The last week was a busy one for the new-look IPL governing council, which sat down to discuss suggested tweaks ahead of IPL 2020. Manoj Narayan takes a closer look at the proposals.
IPL 2020 is a few months away, but the buzz around the tournament is already high – especially with plenty of changes rumoured ahead of the 13th edition of the tournament next year. Some of these changes are radical – they can match The Hundred in giving the traditionalists plenty of ammunition – and, as always with the IPL, some come with dollar signs attached.
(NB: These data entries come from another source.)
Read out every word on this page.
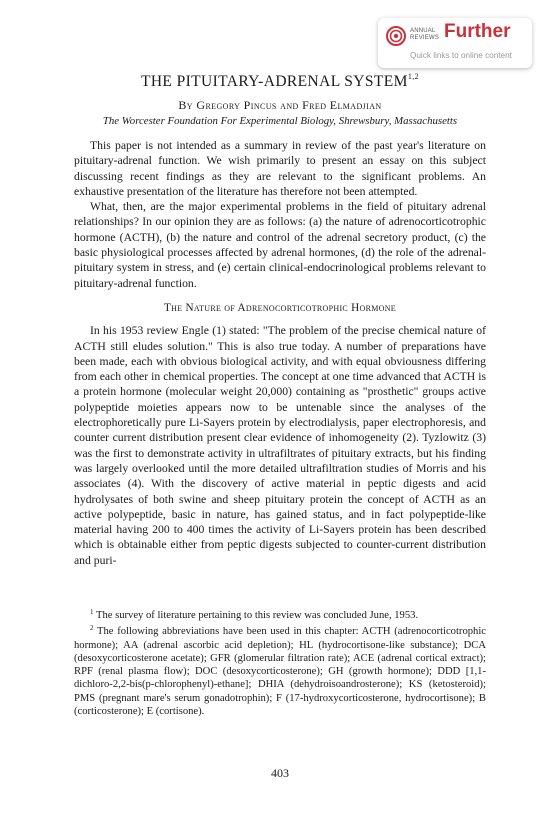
ANNUAL
REVIEWS Further
Quick links to online content
THE PITUITARY-ADRENAL SYSTEM$^{1,2}$
By Gregory Pincus and Fred Elmadjian
The Worcester Foundation For Experimental Biology, Shrewsbury, Massachusetts

This paper is not intended as a summary in review of the past year's literature on pituitary-adrenal function. We wish primarily to present an essay on this subject discussing recent findings as they are relevant to the significant problems. An exhaustive presentation of the literature has therefore not been attempted.

What, then, are the major experimental problems in the field of pituitary adrenal relationships? In our opinion they are as follows: (a) the nature of adrenocorticotrophic hormone (ACTH), (b) the nature and control of the adrenal secretory product, (c) the basic physiological processes affected by adrenal hormones, (d) the role of the adrenal-pituitary system in stress, and (e) certain clinical-endocrinological problems relevant to pituitary-adrenal function.

The Nature of Adrenocorticotrophic Hormone

In his 1953 review Engle (1) stated: "The problem of the precise chemical nature of ACTH still eludes solution." This is also true today. A number of preparations have been made, each with obvious biological activity, and with equal obviousness differing from each other in chemical properties. The concept at one time advanced that ACTH is a protein hormone (molecular weight 20,000) containing as "prosthetic" groups active polypeptide moieties appears now to be untenable since the analyses of the electrophoretically pure Li-Sayers protein by electrodialysis, paper electrophoresis, and counter current distribution present clear evidence of inhomogeneity (2). Tyzlowitz (3) was the first to demonstrate activity in ultrafiltrates of pituitary extracts, but his finding was largely overlooked until the more detailed ultrafiltration studies of Morris and his associates (4). With the discovery of active material in peptic digests and acid hydrolysates of both swine and sheep pituitary protein the concept of ACTH as an active polypeptide, basic in nature, has gained status, and in fact polypeptide-like material having 200 to 400 times the activity of Li-Sayers protein has been described which is obtainable either from peptic digests subjected to counter-current distribution and puri-

$^1$ The survey of literature pertaining to this review was concluded June, 1953.

$^2$ The following abbreviations have been used in this chapter: ACTH (adrenocorticotrophic hormone); AA (adrenal ascorbic acid depletion); HL (hydrocortisone-like substance); DCA (desoxycorticosterone acetate); GFR (glomerular filtration rate); ACE (adrenal cortical extract); RPF (renal plasma flow); DOC (desoxycorticosterone); GH (growth hormone); DDD [1,1-dichloro-2,2-bis(p-chlorophenyl)-ethane]; DHIA (dehydroisoandrosterone); KS (ketosteroid); PMS (pregnant mare's serum gonadotrophin); F (17-hydroxycorticosterone, hydrocortisone); B (corticosterone); E (cortisone).

403
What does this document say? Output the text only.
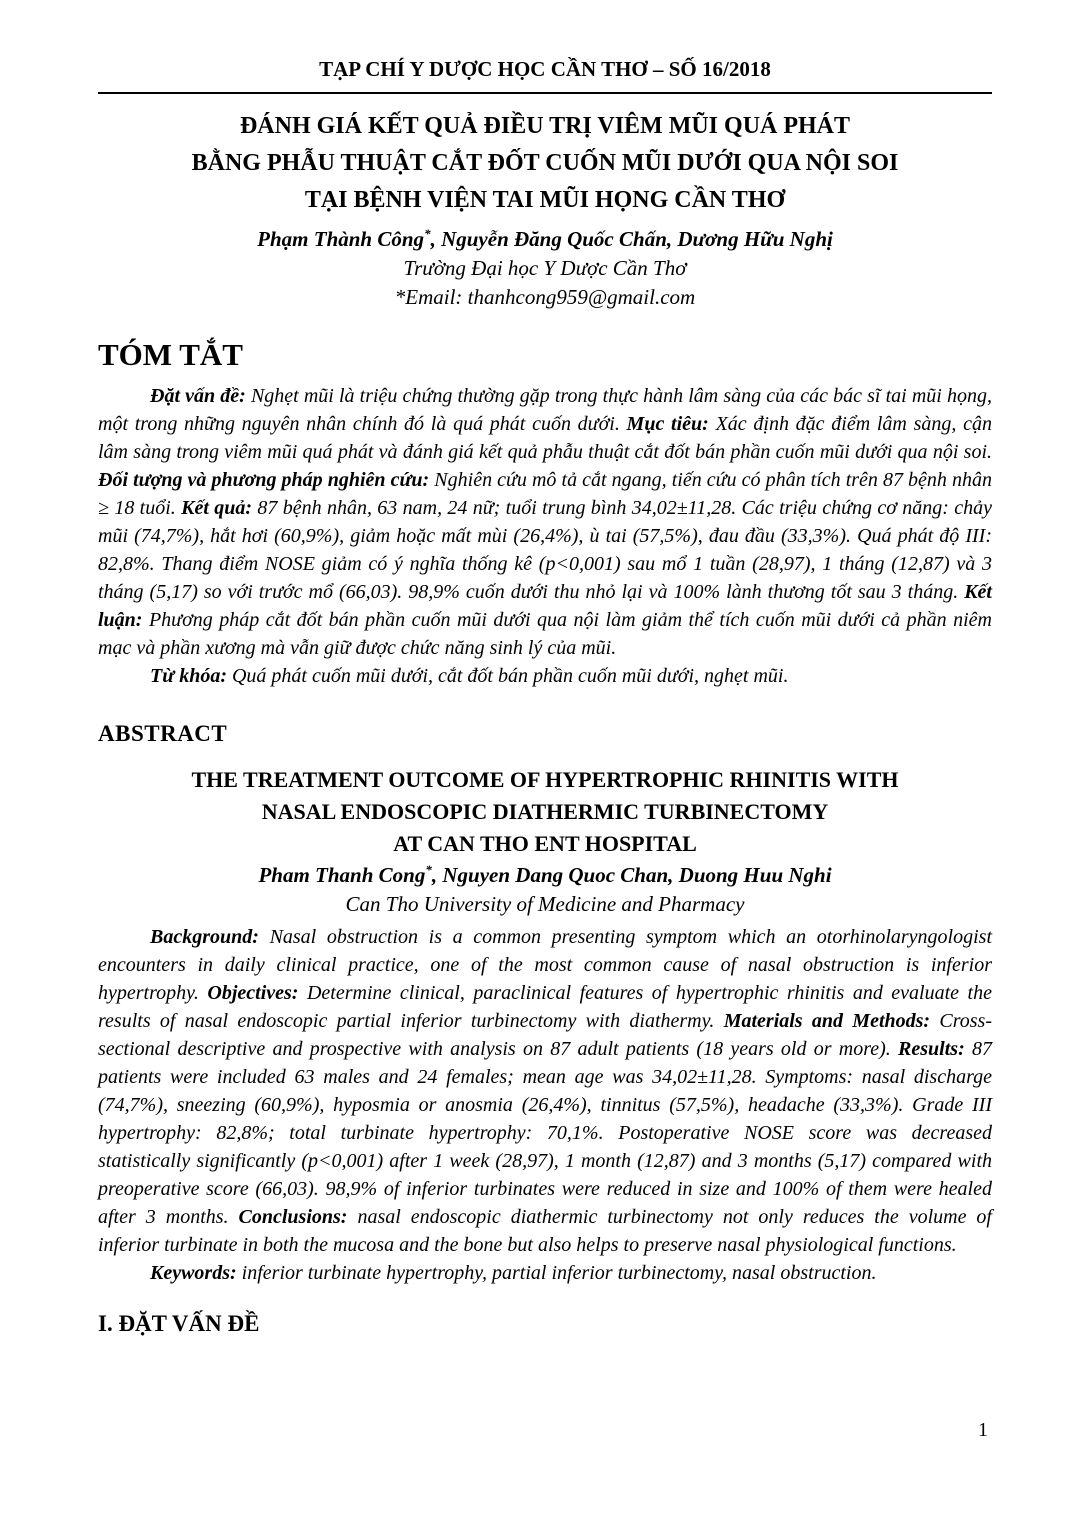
TẠP CHÍ Y DƯỢC HỌC CẦN THƠ – SỐ 16/2018
ĐÁNH GIÁ KẾT QUẢ ĐIỀU TRỊ VIÊM MŨI QUÁ PHÁT
BẰNG PHẪU THUẬT CẮT ĐỐT CUỐN MŨI DƯỚI QUA NỘI SOI
TẠI BỆNH VIỆN TAI MŨI HỌNG CẦN THƠ
Phạm Thành Công*, Nguyễn Đăng Quốc Chấn, Dương Hữu Nghị
Trường Đại học Y Dược Cần Thơ
*Email: thanhcong959@gmail.com
TÓM TẮT

Đặt vấn đề: Nghẹt mũi là triệu chứng thường gặp trong thực hành lâm sàng của các bác sĩ tai mũi họng, một trong những nguyên nhân chính đó là quá phát cuốn dưới. Mục tiêu: Xác định đặc điểm lâm sàng, cận lâm sàng trong viêm mũi quá phát và đánh giá kết quả phẫu thuật cắt đốt bán phần cuốn mũi dưới qua nội soi. Đối tượng và phương pháp nghiên cứu: Nghiên cứu mô tả cắt ngang, tiến cứu có phân tích trên 87 bệnh nhân ≥ 18 tuổi. Kết quả: 87 bệnh nhân, 63 nam, 24 nữ; tuổi trung bình 34,02±11,28. Các triệu chứng cơ năng: chảy mũi (74,7%), hắt hơi (60,9%), giảm hoặc mất mùi (26,4%), ù tai (57,5%), đau đầu (33,3%). Quá phát độ III: 82,8%. Thang điểm NOSE giảm có ý nghĩa thống kê (p<0,001) sau mổ 1 tuần (28,97), 1 tháng (12,87) và 3 tháng (5,17) so với trước mổ (66,03). 98,9% cuốn dưới thu nhỏ lại và 100% lành thương tốt sau 3 tháng. Kết luận: Phương pháp cắt đốt bán phần cuốn mũi dưới qua nội làm giảm thể tích cuốn mũi dưới cả phần niêm mạc và phần xương mà vẫn giữ được chức năng sinh lý của mũi.

Từ khóa: Quá phát cuốn mũi dưới, cắt đốt bán phần cuốn mũi dưới, nghẹt mũi.

ABSTRACT
THE TREATMENT OUTCOME OF HYPERTROPHIC RHINITIS WITH
NASAL ENDOSCOPIC DIATHERMIC TURBINECTOMY
AT CAN THO ENT HOSPITAL
Pham Thanh Cong*, Nguyen Dang Quoc Chan, Duong Huu Nghi
Can Tho University of Medicine and Pharmacy

Background: Nasal obstruction is a common presenting symptom which an otorhinolaryngologist encounters in daily clinical practice, one of the most common cause of nasal obstruction is inferior hypertrophy. Objectives: Determine clinical, paraclinical features of hypertrophic rhinitis and evaluate the results of nasal endoscopic partial inferior turbinectomy with diathermy. Materials and Methods: Cross-sectional descriptive and prospective with analysis on 87 adult patients (18 years old or more). Results: 87 patients were included 63 males and 24 females; mean age was 34,02±11,28. Symptoms: nasal discharge (74,7%), sneezing (60,9%), hyposmia or anosmia (26,4%), tinnitus (57,5%), headache (33,3%). Grade III hypertrophy: 82,8%; total turbinate hypertrophy: 70,1%. Postoperative NOSE score was decreased statistically significantly (p<0,001) after 1 week (28,97), 1 month (12,87) and 3 months (5,17) compared with preoperative score (66,03). 98,9% of inferior turbinates were reduced in size and 100% of them were healed after 3 months. Conclusions: nasal endoscopic diathermic turbinectomy not only reduces the volume of inferior turbinate in both the mucosa and the bone but also helps to preserve nasal physiological functions.

Keywords: inferior turbinate hypertrophy, partial inferior turbinectomy, nasal obstruction.

I. ĐẶT VẤN ĐỀ
1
It is important to note, though, that these are only proposals at the moment, being reported in the media. Not all have been confirmed and not all of them will come to fruition. The BCCI will still need to sign off on the ones that go through to it. That said, we take a look at what these changes might entail.
The no-ball umpire
According to ESPNcricinfo, the IPL might have a special umpire to monitor no-balls from the next edition, beyond the TV umpire and the third umpire. The IPL is keen to minimise errors related to over-stepping, of which there were quite a few high-profile cases in the last edition.
This is set to be the first major decision taken by the new IPL governing council, led by Brijesh Patel. The system will be tried out in the Syed Mushtaq Ali Trophy, the domestic state association-based T20 tournament, starting on Friday, November 8, or the Ranji Trophy, the domestic first-class event, starting next month.
Virat Kohli, for one, will welcome the move. He was particularly enraged after his Royal Challengers Bangalore side lost to Mumbai Indians last year, with a Lasith Malinga no-ball going unnoticed, and fumed at the post-match presentation that it was the IPL, “not club cricket”.
What do we think? It’s much-needed. In August, the ICC announced similar trials in limited-overs series, empowering the TV umpire to make the front-foot calls. Having an extra pair of eyes to relieve the burden on the on-field umpire – who, let’s face it, has quite a bit to do – is only a good thing. Based on the trials, this should even be made standard practice in international cricket.
The question is, however, is it practical?
There was a shortage of elite neutral umpires during the Ashes earlier this year, and given that won’t change any time soon – unless the ICC does away with the neutral umpires rule – is there enough manpower to instate another umpire?
Russell in, Chawla out? Substitutions in the IPL
Among the more eye-catching considerations in the IPL governing council at the moment, if the Times of India reports are to be believed, is that we could see ‘power player’ substitutions within a squad of 15 during matches next year.
“We are looking at a scenario where a team will not name the playing XI,” TOI quoted a BCCI official as saying. “They will announce the 15 and a player can be substituted at either the fall of a wicket or at the end of the over at any point in the game.
“Imagine you need 20 runs off the last six balls and you have Andre Russell sitting in the dug-out as he wasn’t a hundred per cent [fit] and was part of the original XI. But now, he can just walk in and go slam-bang and win you the game.”
What do we think? Among all the proposals being reported, this seems the most far-fetched. This is more than a tweak; it will be a restructure, to a format and a tournament that probably doesn’t need it. There’s a lot to consider and the move could be a game-changer.
Introducing ‘power players’ will make it more of a team game, with all 15 players in a squad standing an equal chance of making a difference, and not just the XI. It’s all a pointer too, to the fact that the T20 game, and the players’ roles in it, are becoming very specific. This might well lead to specific players being targeted in the auction, specialists in one-over burst or just the powerplays.
The IPL 2020 comes to … Canada?
In another first, the new IPL governing council is keen to allow teams to play friendlies overseas before the main tournament, as long as these friendlies don’t have any official IPL tag associated with it.
According to the report in the Times of India, the franchises have for long been keen to spread their wings, and ahead of the next edition, it seems Mumbai Indians approached the BCCI with a request to sanction them playing a match in Canada.
The BCCI has always been steadfast in its refusal to allow contracted players to participate in overseas tournaments, but this could see them loosen their leash a bit.
What do we think? The IPL has, since its inception, been inspired by the Premier League. This idea will be another one that follows in the path of the premiership teams, and how they use pre-season friendlies to market themselves in Asia. Only, instead of Asia, the IPL teams are likely to target the expat population in Canada, as Mumbai Indians are interested in doing, and the Caribbean, where Kolkata already have interests in. From a marketing perspective, for the growth of the IPL brand and franchises, this could be huge.
The question, as always in cricket these days, is how this will be squeezed into an already packed schedule. India’s domestic season is already in full swing, and the peak is yet to come. Meanwhile, international cricket carries on like a juggernaut, with teams preparing for next year’s T20 World Cup. That means, inevitably, it’s the players who will have to compromise, as this will likely eat into their period of rest, or it will be second-string teams at the friendlies. The BCCI has to consider that as well.